- Сам чернокнижник!..

 - …А после ужина я покажу вам, над чем я работаю — дело многих поколений моих предков. И не откажу себе в удовольствии скрестить мечи дискуссии с этим… идеалистом.

 - Не дождусь!

 - В салай бы его запереть лучше, боялин…

 - Сам засланец!

 - А нельзя ли сначала баньку истопить? — лукаво поглядывая на Иванушку, вышел с предложением дед Зимарь.

 - Так ведь только что топили — сегодня ж суббота! — подсказал один из помощников Тита Силыча.

 - Тогда не откажи, хозяин, погреться, — попросил дед. — Может, твоя наука и поощряет в холодной воде купаться, ай все равно холодно.

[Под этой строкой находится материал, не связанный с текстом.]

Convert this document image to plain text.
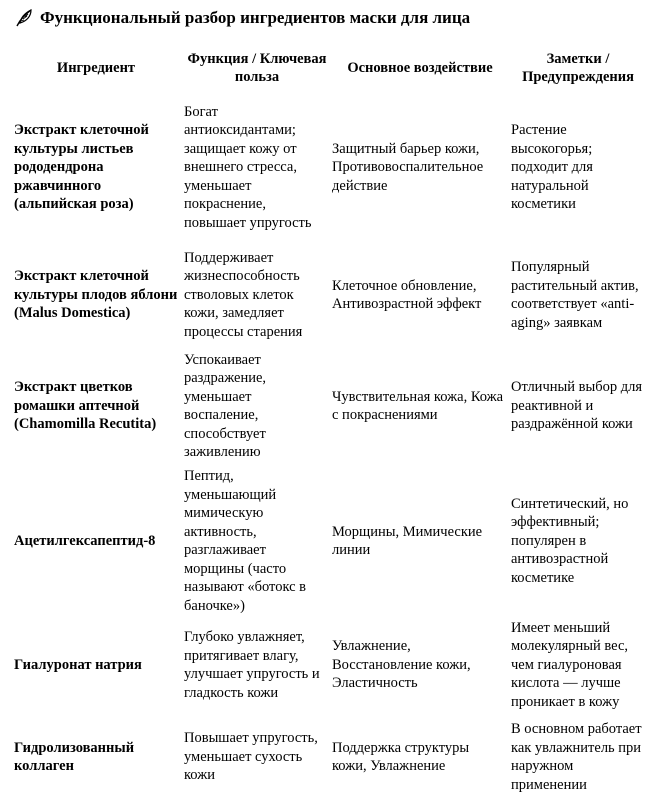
Функциональный разбор ингредиентов маски для лица
Ингредиент
Функция / Ключевая польза
Основное воздействие
Заметки / Предупреждения
Экстракт клеточной культуры листьев рододендрона ржавчинного (альпийская роза)
Богат антиоксидантами; защищает кожу от внешнего стресса, уменьшает покраснение, повышает упругость
Защитный барьер кожи, Противовоспалительное действие
Растение высокогорья; подходит для натуральной косметики
Экстракт клеточной культуры плодов яблони (Malus Domestica)
Поддерживает жизнеспособность стволовых клеток кожи, замедляет процессы старения
Клеточное обновление, Антивозрастной эффект
Популярный растительный актив, соответствует «anti-aging» заявкам
Экстракт цветков ромашки аптечной (Chamomilla Recutita)
Успокаивает раздражение, уменьшает воспаление, способствует заживлению
Чувствительная кожа, Кожа с покраснениями
Отличный выбор для реактивной и раздражённой кожи
Ацетилгексапептид-8
Пептид, уменьшающий мимическую активность, разглаживает морщины (часто называют «ботокс в баночке»)
Морщины, Мимические линии
Синтетический, но эффективный; популярен в антивозрастной косметике
Гиалуронат натрия
Глубоко увлажняет, притягивает влагу, улучшает упругость и гладкость кожи
Увлажнение, Восстановление кожи, Эластичность
Имеет меньший молекулярный вес, чем гиалуроновая кислота — лучше проникает в кожу
Гидролизованный коллаген
Повышает упругость, уменьшает сухость кожи
Поддержка структуры кожи, Увлажнение
В основном работает как увлажнитель при наружном применении
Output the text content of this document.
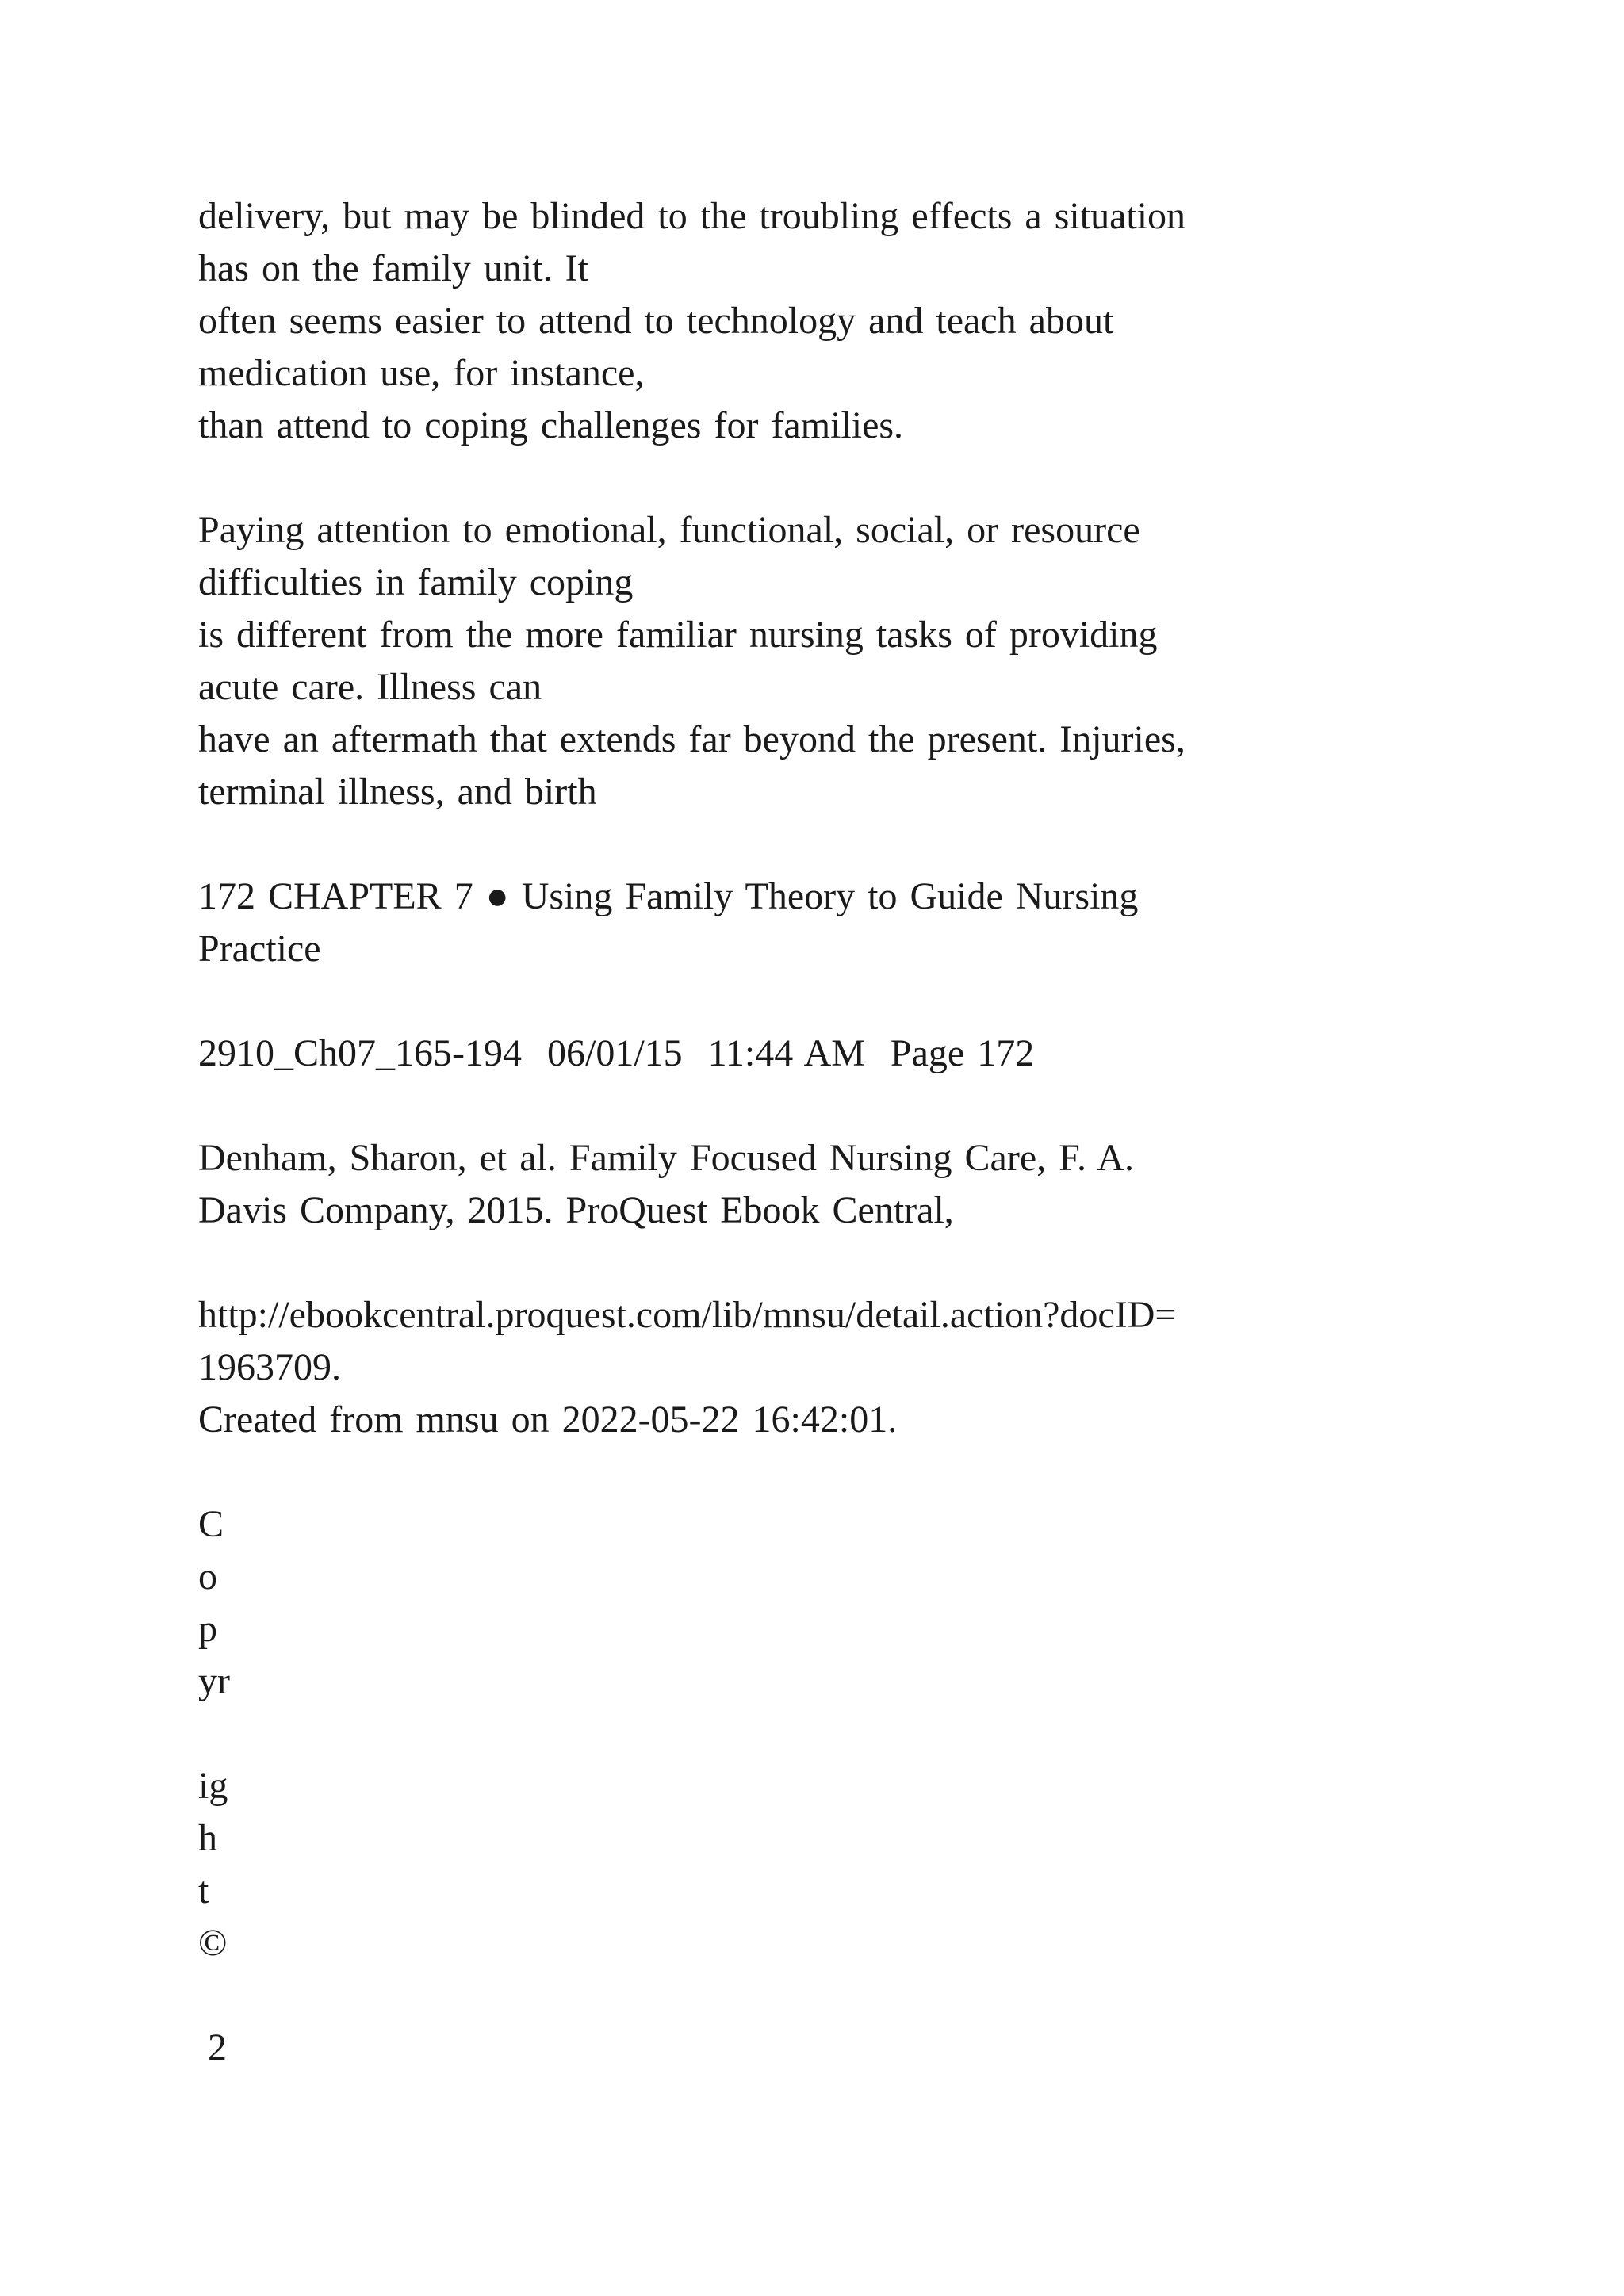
delivery, but may be blinded to the troubling effects a situation
has on the family unit. It
often seems easier to attend to technology and teach about
medication use, for instance,
than attend to coping challenges for families.
Paying attention to emotional, functional, social, or resource
difficulties in family coping
is different from the more familiar nursing tasks of providing
acute care. Illness can
have an aftermath that extends far beyond the present. Injuries,
terminal illness, and birth
172 CHAPTER 7 ● Using Family Theory to Guide Nursing
Practice
2910_Ch07_165-194  06/01/15  11:44 AM  Page 172
Denham, Sharon, et al. Family Focused Nursing Care, F. A.
Davis Company, 2015. ProQuest Ebook Central,
http://ebookcentral.proquest.com/lib/mnsu/detail.action?docID=
1963709.
Created from mnsu on 2022-05-22 16:42:01.
C
o
p
yr
ig
h
t
©
2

Так ведь и простыть недолго.

 - Простыть — это термин наших оппонентов — чародеев, — живо возразил Парадоксов–старший и не удержался от возможности прочитать просветительскую лекцию темным народным массам. — Они считают, что дисфункция организма при переохлаждении этим самым холодом и вызывается. Естественно, они, как и все представители их ремесла, пошли по пути наименьшего сопротивления и ухватились за первую же гипотезу, очевидно лежащую на поверхности. На самом же деле наша кровь, как все тела и вещества, при охлаждении уменьшается в объеме, и на все органы ее не хватает. В результате олигогематоснабжения начинается сбой некоторых, самых уязвимых…

 - Шарлатанство! — не вынесла душа чародея даже перед угрозой фофана от Тита Силыча вместо научного аргумента. — Наглая профанация! Любой мало–мальски здравомыслящий человек понимает, чтО на самом деле происходит! Любому ребенку известно, что в теле человека в коконе тепла циркулирует жизненная сила! И что при охлаждении тела возникает пробой кокона, и она начинает вытекать! Чем ниже температура, чем дольше охлаждение и больше охлаждаемая площадь, тем быстрее и с более непоправимыми последствиями это происходит! Это формула Гинрича! Элементарщина! Вы же все видели обморожения — они на поверхности! При чем тут органы, объясните мне!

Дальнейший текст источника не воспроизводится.